Annual race in Australia held since 2000

The Sydney Marathon is a marathon held annually in Sydney, Australia. The event was first held on the 30th of April 2000 and called The Host City Marathon as a test event for the Sydney 2000 Olympic Games, and has continued every year since, as a legacy of the 2000 Summer Olympics. The marathon is categorized as a Platinum Label Road Race by World Athletics. Previously held in the middle of September, the race moved to late August from 2025, as part of its elevation to the World Marathon Majors.

The Sydney Marathon also includes a 5 km race.

== History ==

The Sydney Marathon started in April 2000, following the same course as the marathon during the 2000 Summer Olympics. The women's race in 2001 was won by Krishna Stanton, who had never run a marathon before, and was doing the event as a result of a challenge from a friend.

In 2014 the marathon was awarded a Silver Label Road Race by the International Association of Athletics Federations (IAAF), then in December 2014 the race was awarded a Gold Label Road Race in time for the 2015 race and it is now a Platinum Label Road Race.

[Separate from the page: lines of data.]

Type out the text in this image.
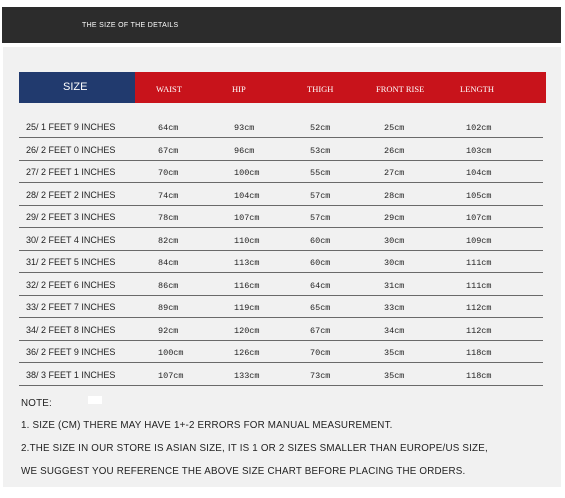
THE SIZE OF THE DETAILS
SIZE	WAIST	HIP	THIGH	FRONT RISE	LENGTH
25/ 1 FEET 9 INCHES	64cm	93cm	52cm	25cm	102cm
26/ 2 FEET 0 INCHES	67cm	96cm	53cm	26cm	103cm
27/ 2 FEET 1 INCHES	70cm	100cm	55cm	27cm	104cm
28/ 2 FEET 2 INCHES	74cm	104cm	57cm	28cm	105cm
29/ 2 FEET 3 INCHES	78cm	107cm	57cm	29cm	107cm
30/ 2 FEET 4 INCHES	82cm	110cm	60cm	30cm	109cm
31/ 2 FEET 5 INCHES	84cm	113cm	60cm	30cm	111cm
32/ 2 FEET 6 INCHES	86cm	116cm	64cm	31cm	111cm
33/ 2 FEET 7 INCHES	89cm	119cm	65cm	33cm	112cm
34/ 2 FEET 8 INCHES	92cm	120cm	67cm	34cm	112cm
36/ 2 FEET 9 INCHES	100cm	126cm	70cm	35cm	118cm
38/ 3 FEET 1 INCHES	107cm	133cm	73cm	35cm	118cm
NOTE:
1. SIZE (CM) THERE MAY HAVE 1+-2 ERRORS FOR MANUAL MEASUREMENT.
2.THE SIZE IN OUR STORE IS ASIAN SIZE, IT IS 1 OR 2 SIZES SMALLER THAN EUROPE/US SIZE,
WE SUGGEST YOU REFERENCE THE ABOVE SIZE CHART BEFORE PLACING THE ORDERS.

The 2020 in-person edition of the race was cancelled due to the coronavirus pandemic, with all entries automatically transferred to 2021, and all registrants given the option of also running the race virtually for free. (Note: Before being cancelled, it was postponed to , with all registrants given the option of obtaining a 75% refund or transferring their entry to another runner or to 2021.) Moses Kibet won the 2022 race in 2:07:02, a new course record, and the fastest marathon time run on Australian soil.

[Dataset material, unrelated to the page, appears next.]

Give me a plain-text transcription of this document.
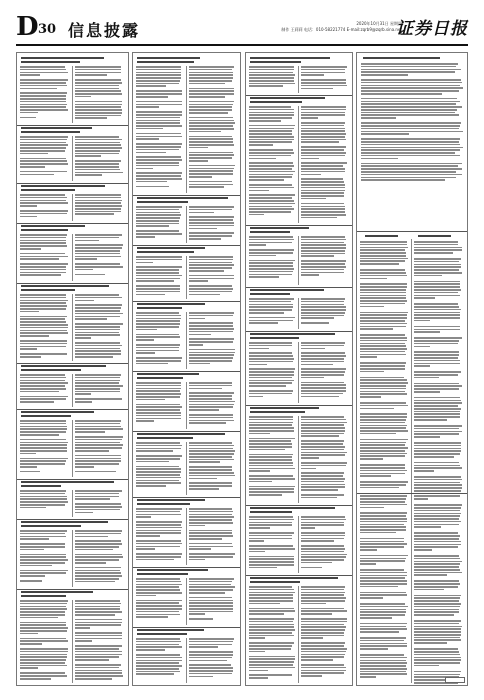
D 30 信息披露	2020年10月31日 星期四
制作 王莉莉 电话：010-58221774 E-mail:zqrb9@zqrb.sina.net
证券日报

In July 2022, organisers of the race announced that they were applying to be added to the list of World Marathon Majors. Following two consecutive successful assessments as a candidate race, the marathon was elevated to the series on 4 November 2024, and ran its first race as a World Marathon Major on 31 August 2025. The 2025 Sydney Marathon produced the fastest times ever recorded in Australia in both the men's and women's events, with Hailemaryam Kiros beating the previous record set by Brimin Kipkorir in 2024 by 12 seconds, and Sifan Hassan beating Workenesh Edesa's 2024 time by over four minutes.

== Course ==

The marathon course initially followed the same course that was used in the 2000 Summer Olympics.

In 2010 the marathon course was changed to flatten it out which, according to the organisers, makes it "a faster, more scenic and spectator friendly course."

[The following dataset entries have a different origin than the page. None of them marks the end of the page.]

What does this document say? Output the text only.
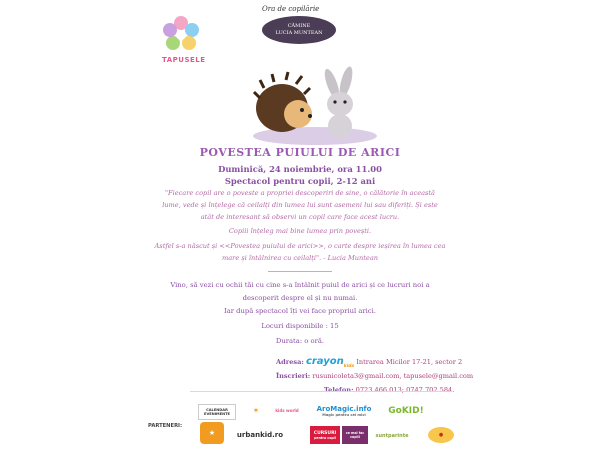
TAPUSELE
Ora de copilărie
CĂMINE
LUCIA MUNTEAN
POVESTEA PUIULUI DE ARICI
Duminică, 24 noiembrie, ora 11.00
Spectacol pentru copii, 2-12 ani
"Fiecare copil are o poveste a propriei descoperiri de sine, o călătorie în această
lume, vede și înțelege că ceilalți din lumea lui sunt asemeni lui sau diferiți. Și este
atât de interesant să observi un copil care face acest lucru.
Copiii înțeleg mai bine lumea prin povești.
Astfel s-a născut și <<Povestea puiului de arici>>, o carte despre ieșirea în lumea cea
mare și întâlnirea cu ceilalți". - Lucia Muntean
Vino, să vezi cu ochii tăi cu cine s-a întâlnit puiul de arici și ce lucruri noi a
descoperit despre el și nu numai.
Iar după spectacol îți vei face propriul arici.
Locuri disponibile : 15
Durata: o oră.
Adresa: crayon$_{kids}$ Intrarea Micilor 17-21, sector 2
Înscrieri: rusunicoleta3@gmail.com, tapusele@gmail.com
Telefon: 0723 466 013; 0747 702 584.
PARTENERI:
CALENDAR EVENIMENTE	✶	kids world	AroMagic.info
Magic pentru cei mici	GoKID!
★	urbankid.ro	CURSURI
pentru copii
ce mai fac copiii	suntparinte	●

The marathon runs on a point-to-point course that begins in North Sydney, crosses over the Sydney Harbour Bridge, runs through Pyrmont and The Rocks, down Oxford Street and Anzac Parade towards Kingsford, before returning to the city via Moore Park and Centennial Park, ending in front of the Sydney Opera House.

== Other awards ==

To date, eight runners have competed in every Sydney Marathon, and have been dubbed "Blue Line Legends".

In addition, runners who have completed at least 10 marathons are eligible to be inducted into the Bridge Club. (Note: The marathons do not have to be run on consecutive years.)

== Other races ==

In addition to the marathon, a 5 km "Mini Marathon" are also held as part of the event.
The "Mini Marathon" is run the day before the full marathon, and also finishes at the Sydney Opera House.

The event also featured a half marathon and a 10 km distance, which were last run in 2023 and 2025 respectively. Both distances were removed as part of Sydney's candidacy and eventual entry into the World Marathon Majors.